A person who Dr. Micu shared her passion for music with was the beloved Accompanist Mr. Jarod Jacobsen, who recently passed away. The choir concert, “A Musical Celebration of Mr. J,”  took place from December 13 to December 14 and was a celebration in his memory. Dr. Micu said that her favorite song to conduct was “Let My Love Be Heard,” by Jake Runestad, saying, “I love the message of that song, and it probably reminds me the most of Mr. J. He will live on in all of the people whose lives he has touched, and I will always miss my friend. I think this concert was a way for us to try to stop being sad about that, and celebrate the joy he brought us, and the positive ways he changed us for the better.”

Dr. Micu has planned an amazing year of singing this year for the Bishop’s choirs. “Our spring concert is going to celebrate the 100th anniversary of women’s suffrage by featuring the work and stories of women.” Dr. Micu explained. The concert will feature many female poets and composers. She carried on, saying “One thing I am really excited about is the piece we have commissioned by a transgender composer that is about the Radium Girls” The Radium Girls were factory workers during World War 1 who handled radium paint, despite the fact that they were not informed that radium was deadly. The Radium Girls started to pass away, one at a time, due to the amounts of radium they were exposed to. Their forgotten story is just an example of one that the Bishop’s choirs will be singing about at the spring concert, from May 20-22. Although it is several months away, it is something exciting to look forward to this new year. 


PC: Cathy Morrison
Dr. Micu always has a smile on her face while conducting.

Dr. Micu is an essential part of the Performing Arts Program at Bishop’s, and her kindness to students is equally as important.  “I’ve worked with Dr. Micu for about four years now, and the entire time I have worked with her she has encouraged me endlessly,”explained Bishop’s Singers member Haha Shi (‘22). “She has always been positive, supportive, and kind, and always pushes me to try my best in everything I do.” Flavia Valente (‘22) agreed with this sentiment, saying, “She encourages us to sing with our hearts open and share the joy of singing with the audience.”


Not only does Dr. Micu help students to try their best and succeed musically, but also to find their own community at Bishop’s. “Starting in Bishops Singers as one of two freshman was a really nerve wracking experience for me and Dr. Micu helped me feel like I belong. She helped me feel more confident with my voice and like I have a place in this choir,” explained Maddie Ishayik (‘23). Sean Kim (‘21) said, “Every moment spent with Dr. Micu is special to me. Whether it’s at a choir lesson or running into her at the beach, Dr. Micu always manages to brighten my day.” 
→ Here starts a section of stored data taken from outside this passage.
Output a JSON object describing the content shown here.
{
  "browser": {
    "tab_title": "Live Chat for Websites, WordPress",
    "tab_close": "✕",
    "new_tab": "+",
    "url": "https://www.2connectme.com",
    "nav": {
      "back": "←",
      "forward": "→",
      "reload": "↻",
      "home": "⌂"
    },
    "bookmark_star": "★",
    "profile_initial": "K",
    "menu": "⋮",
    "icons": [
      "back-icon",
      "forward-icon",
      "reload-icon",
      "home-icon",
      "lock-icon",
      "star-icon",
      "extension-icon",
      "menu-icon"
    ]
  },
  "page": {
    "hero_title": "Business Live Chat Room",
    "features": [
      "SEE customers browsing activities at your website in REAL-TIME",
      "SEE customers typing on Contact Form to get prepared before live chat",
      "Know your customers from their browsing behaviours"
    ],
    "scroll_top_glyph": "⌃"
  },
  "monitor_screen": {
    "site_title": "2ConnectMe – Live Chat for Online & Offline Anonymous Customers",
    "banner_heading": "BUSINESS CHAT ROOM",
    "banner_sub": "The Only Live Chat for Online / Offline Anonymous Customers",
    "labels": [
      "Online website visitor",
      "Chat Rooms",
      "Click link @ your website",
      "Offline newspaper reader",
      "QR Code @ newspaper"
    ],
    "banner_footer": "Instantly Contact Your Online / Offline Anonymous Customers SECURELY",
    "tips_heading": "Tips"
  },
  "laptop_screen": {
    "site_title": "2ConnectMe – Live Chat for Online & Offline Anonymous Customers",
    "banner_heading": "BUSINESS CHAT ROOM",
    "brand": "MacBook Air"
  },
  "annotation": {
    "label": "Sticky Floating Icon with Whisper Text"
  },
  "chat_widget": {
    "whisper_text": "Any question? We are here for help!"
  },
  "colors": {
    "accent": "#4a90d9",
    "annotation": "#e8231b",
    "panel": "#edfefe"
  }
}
Dr. Micu is a teacher, mentor, and friend. She continues to teach her students all about music, but also shares important lessons that she herself learned when she was around our age. As Allura Brown (‘21) said, “She told me personally that if I have trouble deciding what to do for college—because I pretty much want to study everything—that if I can’t live a day without it, it should be my career.”